Kudengar sorakan saat aku kembali bersama Rico ke lokasi minibus berada. Aku sudah memperhitungkan semuanya dan sepertinya dengan beberapa perjalanan motor dan satu mobil yang akan datang dapat menyelamatkan kami semua. Namun ternyata aku salah, aku lupa pada petuah lama yang berkata manusia akan mengeluarkan sifat aslinya saat terancam nyawanya.
Lukman tiba-tiba menyeruak keluar dari bis dan meminta Rico mengantarnya terlebih dahulu. Aku yang sudah berencana membawa Pak Her atau Anggi yang sedang terkilir, mendadak murka. Bagaimana bisa ia meninggalkan istri dan anaknya yang sedang sakit demi kepentingannya sendiri. Namun kenyataan berkata lain, ia mengancam akan menuntut aku dan semua orang yang ada karena telah membahayakan nyawanya.
Aku yang benar-benar muak melihatnya berusaha tenang dan meminta ia untuk setidaknya meninggalkan ponselnya yang masih memiliki baterai sekitar 70%. Ia segera melempar ponselnya ke arahku dan memaksa Rico pergi. Aku hanya mengangguk kepada Rico dan ia pun perlahan meninggalkan kami. Kulihat Prita menangis sesenggukan bersama Kevin, dan yang aku bisa lakukan hanyalah menenangkan mereka.
Aku lalu memberi ponsel Lukman kepada Kanaya untuk mengurangi kepanikannya akibat baterai ponselnya yang akan habis. Ia sangat membutuhkan senter pada ponsel karena ketakutannya akan gelap. Dengan bekal milik Fred dan 2 nasi kotak sisa kami membagi makanan secara merata. Namun, secara mengejutkan keegoisan perbuatan Lukman tadi berhasil merekatkan kami semua. Prita menenangkan Kevin, ia berkata akan tetap pergi ke Kompasianival apapun caranya dan tentu saja tidak bersama Lukman. Kevin mengangguk pelan dan berkata ia memang lelah bersama hidup bersama ayah yang selalu menyalahkan penyakit asma yang ia derita.

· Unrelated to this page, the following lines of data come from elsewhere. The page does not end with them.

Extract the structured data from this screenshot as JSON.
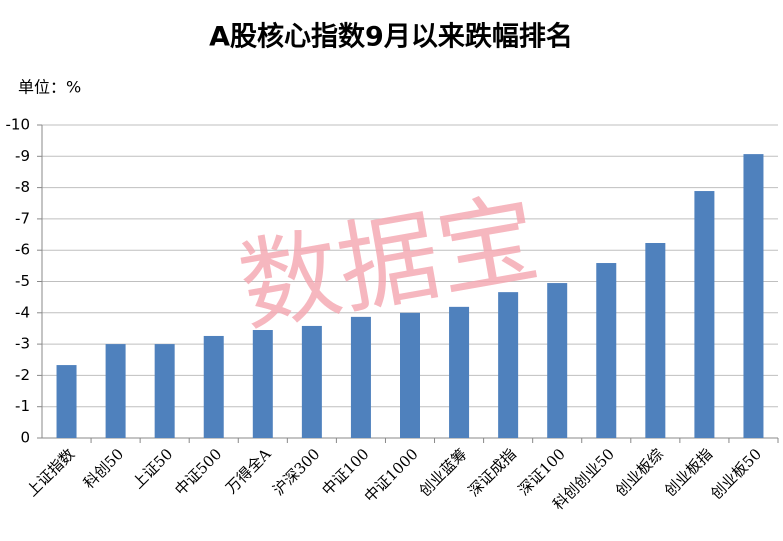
{
  "chart_data": {
    "type": "bar",
    "title": "A股核心指数9月以来跌幅排名",
    "unit_label": "单位：%",
    "watermark": "数据宝",
    "categories": [
      "上证指数",
      "科创50",
      "上证50",
      "中证500",
      "万得全A",
      "沪深300",
      "中证100",
      "中证1000",
      "创业蓝筹",
      "深证成指",
      "深证100",
      "科创创业50",
      "创业板综",
      "创业板指",
      "创业板50"
    ],
    "values": [
      -2.33,
      -3.0,
      -3.0,
      -3.26,
      -3.45,
      -3.58,
      -3.87,
      -4.0,
      -4.19,
      -4.66,
      -4.95,
      -5.59,
      -6.23,
      -7.89,
      -9.07
    ],
    "color": "#4f81bd",
    "ylim": [
      0,
      -10
    ],
    "yticks": [
      0,
      -1,
      -2,
      -3,
      -4,
      -5,
      -6,
      -7,
      -8,
      -9,
      -10
    ],
    "grid": true
  }
}
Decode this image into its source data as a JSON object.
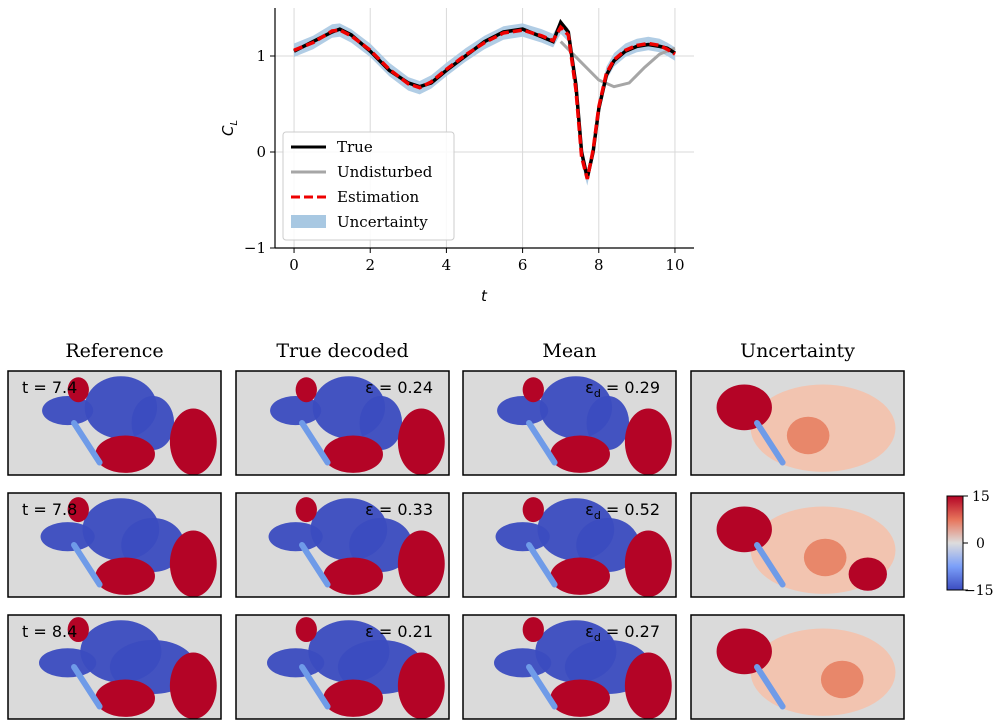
{
  "chart_data": [
    {
      "type": "line",
      "xlabel": "t",
      "ylabel": "C_L",
      "xlim": [
        -0.5,
        10.5
      ],
      "ylim": [
        -1,
        1.5
      ],
      "xticks": [
        "0",
        "2",
        "4",
        "6",
        "8",
        "10"
      ],
      "xtick_values": [
        0,
        2,
        4,
        6,
        8,
        10
      ],
      "yticks": [
        "−1",
        "0",
        "1"
      ],
      "ytick_values": [
        -1,
        0,
        1
      ],
      "grid": true,
      "legend_position": "lower-left",
      "series": [
        {
          "name": "True",
          "color": "#000000",
          "x": [
            0,
            0.5,
            1.0,
            1.2,
            1.5,
            2.0,
            2.5,
            3.0,
            3.3,
            3.6,
            4.0,
            4.5,
            5.0,
            5.5,
            6.0,
            6.5,
            6.8,
            7.0,
            7.2,
            7.4,
            7.55,
            7.7,
            7.85,
            8.0,
            8.2,
            8.4,
            8.7,
            9.0,
            9.3,
            9.6,
            9.8,
            10.0
          ],
          "y": [
            1.05,
            1.15,
            1.25,
            1.28,
            1.22,
            1.05,
            0.85,
            0.72,
            0.68,
            0.72,
            0.85,
            1.0,
            1.15,
            1.25,
            1.28,
            1.2,
            1.15,
            1.35,
            1.25,
            0.7,
            0.0,
            -0.27,
            0.0,
            0.45,
            0.8,
            0.95,
            1.05,
            1.1,
            1.12,
            1.1,
            1.08,
            1.03
          ]
        },
        {
          "name": "Undisturbed",
          "color": "#a6a6a6",
          "x": [
            7.0,
            7.5,
            8.0,
            8.4,
            8.8,
            9.2,
            9.6,
            10.0
          ],
          "y": [
            1.15,
            0.95,
            0.75,
            0.68,
            0.72,
            0.88,
            1.02,
            1.08
          ]
        },
        {
          "name": "Estimation",
          "color": "#ee0000",
          "x": [
            0,
            0.5,
            1.0,
            1.2,
            1.5,
            2.0,
            2.5,
            3.0,
            3.3,
            3.6,
            4.0,
            4.5,
            5.0,
            5.5,
            6.0,
            6.5,
            6.8,
            7.0,
            7.2,
            7.4,
            7.55,
            7.7,
            7.85,
            8.0,
            8.2,
            8.4,
            8.7,
            9.0,
            9.3,
            9.6,
            9.8,
            10.0
          ],
          "y": [
            1.06,
            1.14,
            1.26,
            1.27,
            1.21,
            1.06,
            0.86,
            0.71,
            0.67,
            0.73,
            0.86,
            1.01,
            1.14,
            1.24,
            1.27,
            1.21,
            1.16,
            1.3,
            1.22,
            0.65,
            -0.05,
            -0.28,
            0.02,
            0.47,
            0.82,
            0.96,
            1.06,
            1.11,
            1.13,
            1.11,
            1.07,
            1.02
          ]
        },
        {
          "name": "Uncertainty",
          "color": "#a8c8e2",
          "band_halfwidth": 0.07
        }
      ]
    },
    {
      "type": "heatmap",
      "column_titles": [
        "Reference",
        "True decoded",
        "Mean",
        "Uncertainty"
      ],
      "rows": [
        {
          "time_label": "t = 7.4",
          "true_decoded_error": "ε = 0.24",
          "mean_error": "0.29"
        },
        {
          "time_label": "t = 7.8",
          "true_decoded_error": "ε = 0.33",
          "mean_error": "0.52"
        },
        {
          "time_label": "t = 8.4",
          "true_decoded_error": "ε = 0.21",
          "mean_error": "0.27"
        }
      ],
      "mean_error_prefix": "ε",
      "mean_error_subscript": "d",
      "mean_error_eq": " = ",
      "colorbar": {
        "ticks": [
          "15",
          "0",
          "−15"
        ],
        "tick_values": [
          15,
          0,
          -15
        ],
        "range": [
          -15,
          15
        ],
        "colormap": "coolwarm"
      },
      "colors": {
        "background": "#dadada",
        "positive": "#b40426",
        "negative": "#3b4cc0",
        "airfoil": "#6f9be8",
        "uncertainty_light": "#f2c4b0",
        "uncertainty_mid": "#e8876a"
      }
    }
  ]
}
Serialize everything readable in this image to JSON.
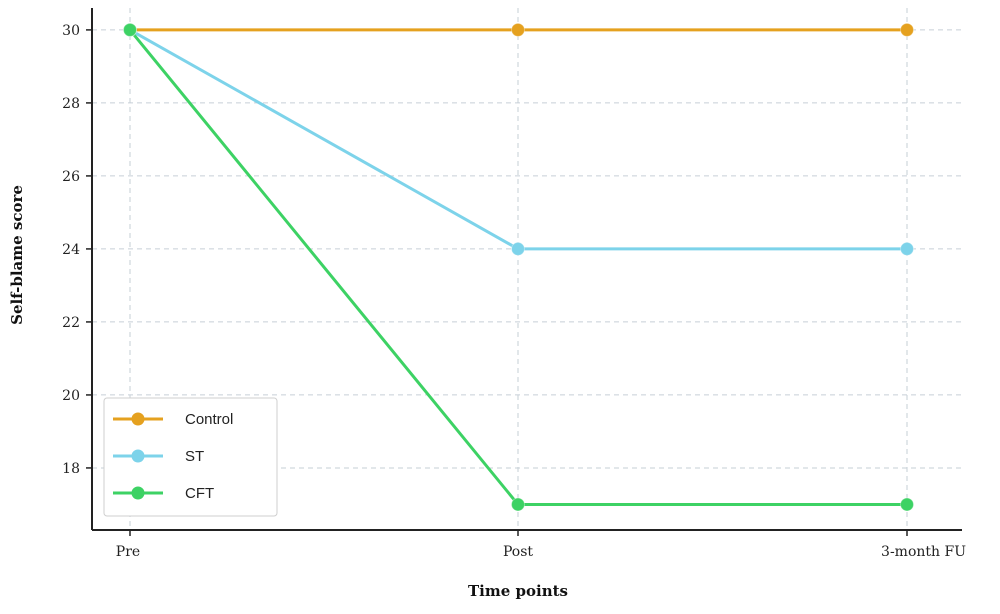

Sementara itu, aku menyelesaikan makanku dengan cepat untuk segera mengobati kaki terkilir Anggi dan memberikan obat pengurang rasa sakit kepada Pak Her dari tas Fred. Selama mengobati aku tersadar bahwa Anggi sudah tak lagi fokus untuk mengurusi sosial medianya dan Pak Her terus berkata ia akan hidup demi anaknya yang menunggu di rumah. Kanaya pun sudah terlihat jauh lebih tenang dan mampu mengendalikan rasa takutnya secara perlahan. Kami pun mulai dapat salilng berbagi cerita di dalam mini bus meski gelap datang perlahan.
Sorotan lampu motor Rico perlahan menghampiri, dan kami tentu setuju bahwa Pak Her harus pergi terlebih dahulu. Aku sudah bercerita masalah jantungnya dan semua mendukung ia harus sesegera mungkin keluar dari hutan. Rico berkata setelah sampai di pondok, Lukman seketika pergi entah kemana, dan Rico pun tak mau peduli. Segera kusampaikan bahwa tak apa ia kembali lebih lama asalkan Pak Her diantar sampai klinik terdekat, karena mobil pun baru sampai sekitar satu jam lagi.
"Sepertinya kami berdua baru saja terlepas dari ketakutan kami, aku yang takut dengan pendapat orang lain dan Kanaya yang takut akan kondisi alam. Tak selamanya hidup harus memperhatikan feed Instagram kan?" Anggi mengaku kepada kami sambil mengerlingkan mata kepada Kanaya penuh makna.
Selang beberapa waktu, akhirnya Rico dan Andi datang di waktu yang hampir bersamaan. Kami semua mengucap syukur, karena ini berarti kami semua bisa pulang dengan selamat. Aku titipkan Kevin, Prita, Anggi dan Kanaya kepada Andi untuk pergi secepatnya menuju klinik. Bagaimanapun mereka semua harus tetap harus diperiksa kondisi kesehatannya.
Kulihat catatan Fred berada di dekat kakiku saat aku merapikan barang-barang kami. Ternyata tulisan kematian Fred tidak berhenti di paragraf yang dibaca Prita, namun kulihat ada kutipan di ujung catatan yang menjadi pelajaran paling berharga selama aku hidup. Aku tersenyum, aku bersyukur telah menguburkan jasad Fred dengan layak. Kubaca sekali lagi sebelum aku menaiki motor Rico, dan senyum ini tetap merekah ditengah gelapnya malam. Terimakasih Fred.
It is not death that a man should fear, but he should fear never beginning to live.